Sure, constitutionalists will proclaim, the framers never intended for America to be a pure democracy, but a Republic in which the individual rights of states were respected. But it is a balance: not only was the constitution not written for ideologically-motivated machine politics, but the gross imbalance between the size of states could not have been foreseen. In the 1790 census, the most populous state (Virginia) was roughly eight times the size of the sparsest (Delaware): a manageable ratio. California, whose economy is larger than the UK, now has a population 68 times that of Wyoming.

Population shifts will only intensify this democratic deficit. As more Americans move to cities and rural states depopulate, the gap between large and small states will grow ever wider. As they move, sparsely populated states will grow older and more conservative — and so too will the Senators that represent them. Some Democrats may hope that an influx of liberals into diversifying states like Texas, Georgia, Arizona and North Carolina, may provide a counterbalance to this phenomenon, and the results this week give some room for optimism, but they cannot risk adding further to the list of states that are out of reach.
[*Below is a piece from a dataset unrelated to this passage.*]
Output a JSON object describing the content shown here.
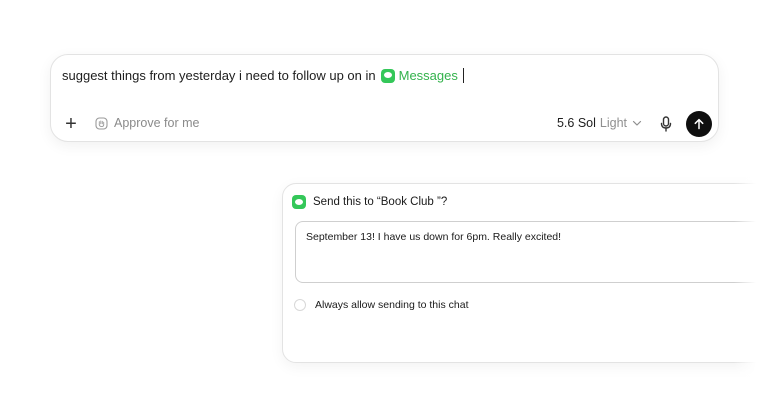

In the long run, there may be a constitutional moment when Senate reform becomes something that is politically possible to address — despite requiring the consent of the states who would be disadvantaged by it. That situation, likely as part of a wider constitutional convention, is so unforeseeable that it is likely beyond any of our lifetimes. Therefore, to have any hope of preventing a permanent Republican majority in the Senate, Democrats must understand and prioritise the need to win in states outside their comfort zone and foster new talent and local organisations in conservative states in a way that puts the ability to win above ideological purity.

They must face up to a path to power that runs more through Grand Forks, North Dakota than it does Brooklyn. If they fail, not only will they not stand a hope of blocking conservative appointments from Republican presidents, but when their party re-enters the White House, passing legislation will be virtually impossible. Those with an interest in good governance in America should hope they succeed.

Mark Gettleson writes on US and UK elections.